As Alexander Fraser Tytler wrote:

“A democracy cannot exist as a permanent form of government. It can only exist until the voters discover that they can vote themselves largesse from the public treasury. From that moment on, the majority always votes for the candidates promising the most benefits from the public treasury with the result that a democracy always collapses over loose fiscal policy, always followed by a dictatorship. The average age of the world's greatest civilizations has been 200 years. These nations have progressed through this sequence: From bondage to spiritual faith; From spiritual faith to great courage; From courage to liberty; From liberty to abundance; From abundance to selfishness; From selfishness to apathy; From apathy to dependence; From dependence back into bondage.

Or, as Ben Franklin famously quipped:
“Those who would give up essential liberty to purchase a little temporary safety deserve neither liberty nor safety.

Neither these guys could have foreseen the efficiency with which technology could be wielded by corporations, government and the technocratic elite to control society.

@Ramon E Alvarez tracking this for a slightly different angle I think this is troubling for similar reasons that the current environment in this country is troubling—data is being shared and pooled and sold just like this rich now in the name of selling you things. Algorithms that tailor choices are in fact controlling your environment, not sure why it’s better if it’s for capitalist purposes.

What the IMF is really saying is “you know banks should really catch up to the market here.

And yea, the monitoring and social media stuff by govt is scary too—right now the only real “defense” is obscurity and a strong legal system. Both under threat

@Nate R. interesting thread.  I am going to ask a question that may take us further afield and potentially off-topic... but I am also going to tie it back to real estate!  Here goes.

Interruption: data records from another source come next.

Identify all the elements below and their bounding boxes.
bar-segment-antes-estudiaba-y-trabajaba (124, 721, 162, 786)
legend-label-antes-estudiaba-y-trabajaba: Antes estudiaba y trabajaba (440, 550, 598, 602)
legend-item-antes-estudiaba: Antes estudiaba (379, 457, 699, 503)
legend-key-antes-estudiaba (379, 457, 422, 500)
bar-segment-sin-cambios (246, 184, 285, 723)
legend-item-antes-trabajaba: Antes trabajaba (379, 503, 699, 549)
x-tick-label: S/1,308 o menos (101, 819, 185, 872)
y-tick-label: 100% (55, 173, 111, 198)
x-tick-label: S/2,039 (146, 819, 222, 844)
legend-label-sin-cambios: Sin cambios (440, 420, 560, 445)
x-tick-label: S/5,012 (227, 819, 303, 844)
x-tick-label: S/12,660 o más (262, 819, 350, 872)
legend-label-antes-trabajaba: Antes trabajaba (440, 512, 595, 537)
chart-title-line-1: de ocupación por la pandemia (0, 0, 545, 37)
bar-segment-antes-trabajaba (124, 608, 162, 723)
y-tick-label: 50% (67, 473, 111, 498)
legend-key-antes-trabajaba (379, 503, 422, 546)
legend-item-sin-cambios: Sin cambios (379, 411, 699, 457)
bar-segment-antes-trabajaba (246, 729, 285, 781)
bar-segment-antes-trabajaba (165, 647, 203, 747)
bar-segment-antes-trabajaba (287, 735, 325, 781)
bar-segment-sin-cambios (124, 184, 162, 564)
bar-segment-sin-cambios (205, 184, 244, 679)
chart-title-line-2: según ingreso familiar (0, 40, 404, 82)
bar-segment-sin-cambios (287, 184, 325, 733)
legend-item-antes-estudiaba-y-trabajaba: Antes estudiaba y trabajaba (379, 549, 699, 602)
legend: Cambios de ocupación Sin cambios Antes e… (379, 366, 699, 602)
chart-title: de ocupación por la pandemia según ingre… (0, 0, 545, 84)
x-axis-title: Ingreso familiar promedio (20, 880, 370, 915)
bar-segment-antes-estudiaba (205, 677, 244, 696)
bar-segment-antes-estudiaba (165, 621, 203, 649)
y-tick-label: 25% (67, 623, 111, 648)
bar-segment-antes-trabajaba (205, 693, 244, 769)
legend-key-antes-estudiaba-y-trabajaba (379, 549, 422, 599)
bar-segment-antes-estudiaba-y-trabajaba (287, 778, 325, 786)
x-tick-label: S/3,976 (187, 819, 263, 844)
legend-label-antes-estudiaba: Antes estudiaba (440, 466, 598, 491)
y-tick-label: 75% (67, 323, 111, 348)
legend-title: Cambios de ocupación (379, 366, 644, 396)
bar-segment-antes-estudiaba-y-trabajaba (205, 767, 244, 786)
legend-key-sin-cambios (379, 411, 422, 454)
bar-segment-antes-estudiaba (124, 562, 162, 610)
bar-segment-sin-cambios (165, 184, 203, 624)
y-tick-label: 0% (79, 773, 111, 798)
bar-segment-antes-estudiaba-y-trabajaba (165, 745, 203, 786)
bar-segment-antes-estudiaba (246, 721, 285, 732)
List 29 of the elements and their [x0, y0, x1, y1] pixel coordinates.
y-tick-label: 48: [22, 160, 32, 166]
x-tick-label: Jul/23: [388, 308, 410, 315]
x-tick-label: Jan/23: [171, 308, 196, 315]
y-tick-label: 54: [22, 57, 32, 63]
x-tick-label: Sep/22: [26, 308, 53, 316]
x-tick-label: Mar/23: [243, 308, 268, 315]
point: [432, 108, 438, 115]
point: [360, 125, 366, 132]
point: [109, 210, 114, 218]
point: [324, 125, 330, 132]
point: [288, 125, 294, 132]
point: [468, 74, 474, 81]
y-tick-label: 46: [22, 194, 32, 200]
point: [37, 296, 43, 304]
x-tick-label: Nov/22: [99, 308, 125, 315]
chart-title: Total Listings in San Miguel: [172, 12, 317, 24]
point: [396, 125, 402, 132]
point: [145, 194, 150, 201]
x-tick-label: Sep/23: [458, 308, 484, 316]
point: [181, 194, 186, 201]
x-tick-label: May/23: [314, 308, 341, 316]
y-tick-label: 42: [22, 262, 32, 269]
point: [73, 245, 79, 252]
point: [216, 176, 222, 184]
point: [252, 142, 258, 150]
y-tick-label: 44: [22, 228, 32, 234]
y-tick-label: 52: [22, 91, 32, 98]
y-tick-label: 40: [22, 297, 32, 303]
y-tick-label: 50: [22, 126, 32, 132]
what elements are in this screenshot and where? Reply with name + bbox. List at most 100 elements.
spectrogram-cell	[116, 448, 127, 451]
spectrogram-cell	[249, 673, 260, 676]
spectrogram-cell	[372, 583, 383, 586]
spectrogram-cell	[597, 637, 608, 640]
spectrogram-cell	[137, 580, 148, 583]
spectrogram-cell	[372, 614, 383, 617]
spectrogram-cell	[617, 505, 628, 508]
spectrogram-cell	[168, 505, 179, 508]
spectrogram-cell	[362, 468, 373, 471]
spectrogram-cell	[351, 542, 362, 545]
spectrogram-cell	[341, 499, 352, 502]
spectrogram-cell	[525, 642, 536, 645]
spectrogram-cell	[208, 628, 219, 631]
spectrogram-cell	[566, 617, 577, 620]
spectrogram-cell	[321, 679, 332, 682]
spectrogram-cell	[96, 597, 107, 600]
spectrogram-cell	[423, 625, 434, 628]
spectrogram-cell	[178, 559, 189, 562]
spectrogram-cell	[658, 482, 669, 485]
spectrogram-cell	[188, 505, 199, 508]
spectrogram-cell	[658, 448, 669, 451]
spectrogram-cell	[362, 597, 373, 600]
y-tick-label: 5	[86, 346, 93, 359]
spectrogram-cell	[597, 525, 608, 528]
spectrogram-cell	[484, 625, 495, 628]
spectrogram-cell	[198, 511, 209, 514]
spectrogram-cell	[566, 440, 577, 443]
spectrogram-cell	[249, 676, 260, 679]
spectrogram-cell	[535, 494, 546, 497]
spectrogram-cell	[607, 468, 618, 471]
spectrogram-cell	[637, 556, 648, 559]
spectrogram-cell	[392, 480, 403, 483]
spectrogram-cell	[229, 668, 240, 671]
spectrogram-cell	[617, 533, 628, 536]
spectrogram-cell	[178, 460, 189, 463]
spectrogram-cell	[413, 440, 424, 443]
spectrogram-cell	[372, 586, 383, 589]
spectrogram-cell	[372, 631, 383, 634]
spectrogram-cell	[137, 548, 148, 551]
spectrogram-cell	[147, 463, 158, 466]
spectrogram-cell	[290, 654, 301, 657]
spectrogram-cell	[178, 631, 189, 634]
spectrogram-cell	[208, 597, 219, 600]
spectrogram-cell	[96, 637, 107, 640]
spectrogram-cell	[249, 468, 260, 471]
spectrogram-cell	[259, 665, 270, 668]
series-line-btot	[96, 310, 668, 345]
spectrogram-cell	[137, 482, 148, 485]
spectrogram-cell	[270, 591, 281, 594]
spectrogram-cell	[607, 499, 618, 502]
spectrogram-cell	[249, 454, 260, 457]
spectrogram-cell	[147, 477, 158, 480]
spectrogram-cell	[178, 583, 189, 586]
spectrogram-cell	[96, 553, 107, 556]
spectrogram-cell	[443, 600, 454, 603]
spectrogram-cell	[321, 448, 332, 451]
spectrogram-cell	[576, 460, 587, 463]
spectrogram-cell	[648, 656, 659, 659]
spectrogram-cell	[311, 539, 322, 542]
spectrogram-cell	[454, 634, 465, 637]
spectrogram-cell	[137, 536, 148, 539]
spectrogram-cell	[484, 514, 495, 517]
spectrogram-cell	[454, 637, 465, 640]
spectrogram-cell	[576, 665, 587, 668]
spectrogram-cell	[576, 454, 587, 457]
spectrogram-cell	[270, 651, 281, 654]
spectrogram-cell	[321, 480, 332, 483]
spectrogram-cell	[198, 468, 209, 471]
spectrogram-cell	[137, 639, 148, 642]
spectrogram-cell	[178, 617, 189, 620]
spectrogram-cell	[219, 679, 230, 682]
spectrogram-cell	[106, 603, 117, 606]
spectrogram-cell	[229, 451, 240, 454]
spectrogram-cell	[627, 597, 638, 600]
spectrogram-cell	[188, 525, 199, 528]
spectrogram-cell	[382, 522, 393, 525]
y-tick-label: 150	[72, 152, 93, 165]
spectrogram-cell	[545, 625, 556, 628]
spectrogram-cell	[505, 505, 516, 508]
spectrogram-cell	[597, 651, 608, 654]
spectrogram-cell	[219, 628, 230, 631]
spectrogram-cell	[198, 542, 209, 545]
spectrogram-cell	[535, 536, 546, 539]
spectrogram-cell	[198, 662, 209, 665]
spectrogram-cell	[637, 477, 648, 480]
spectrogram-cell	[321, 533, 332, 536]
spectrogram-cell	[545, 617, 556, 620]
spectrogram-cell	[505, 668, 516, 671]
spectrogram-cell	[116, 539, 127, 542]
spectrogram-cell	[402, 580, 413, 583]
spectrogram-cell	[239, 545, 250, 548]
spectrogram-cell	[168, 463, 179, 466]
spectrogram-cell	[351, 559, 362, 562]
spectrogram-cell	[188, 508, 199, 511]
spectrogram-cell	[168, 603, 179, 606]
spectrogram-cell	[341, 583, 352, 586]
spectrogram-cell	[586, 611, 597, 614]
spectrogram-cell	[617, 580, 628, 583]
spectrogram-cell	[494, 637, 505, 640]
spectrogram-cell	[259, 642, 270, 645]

You said "The big banks cannot adapt fast enough and are being replaced by Fintech upstarts."  Isn't this... not the case?  To be clear, I wish that it were... but I've been pretty disappointed at how much Fintech upstarts haven't done this.  I guess you could argue that it's because of regulation that favors the established big banks... but again, it's still the case so far.  So I'm still waiting for the Fintech!  And, there are even some big bank products that are pretty good - for example, Zelle.

Real estate tie-in: I use Zillow Rental Manager and have been pretty happy with it.  Is Zillow Fintech?

Thoughts?

Originally posted by @Nicholas L. :

@Nate R. interesting thread.  I am going to ask a question that may take us further afield and potentially off-topic... but I am also going to tie it back to real estate!  Here goes.

You said "The big banks cannot adapt fast enough and are being replaced by Fintech upstarts."  Isn't this... not the case?  To be clear, I wish that it were... but I've been pretty disappointed at how much Fintech upstarts haven't done this.  I guess you could argue that it's because of regulation that favors the established big banks... but again, it's still the case so far.  So I'm still waiting for the Fintech!  And, there are even some big bank products that are pretty good - for example, Zelle.

Real estate tie-in: I use Zillow Rental Manager and have been pretty happy with it.  Is Zillow Fintech?

Thoughts?

I might have exaggerated the threat of the "upstarts" a bit. Also, I guess I proposed a false dichotomy where only fintech upstarts offer innovative products. 

Is PayPal an upstart or are they now a big, established financial company? They have KYC procedures and seem to be heavily regulated like a bank, and they're tied to the traditional banking system. What about Square? It is making big investments in Bitcoin.

In our terminal version of capitalism, the large corporations, through regulatory capture and monopoly trade practices, gobble up the competition. Many of the innovative companies today will probably become "features" in established companies. 

The point I was trying to make earlier is that the Brave New World that the technocrats want is much closer than people realize.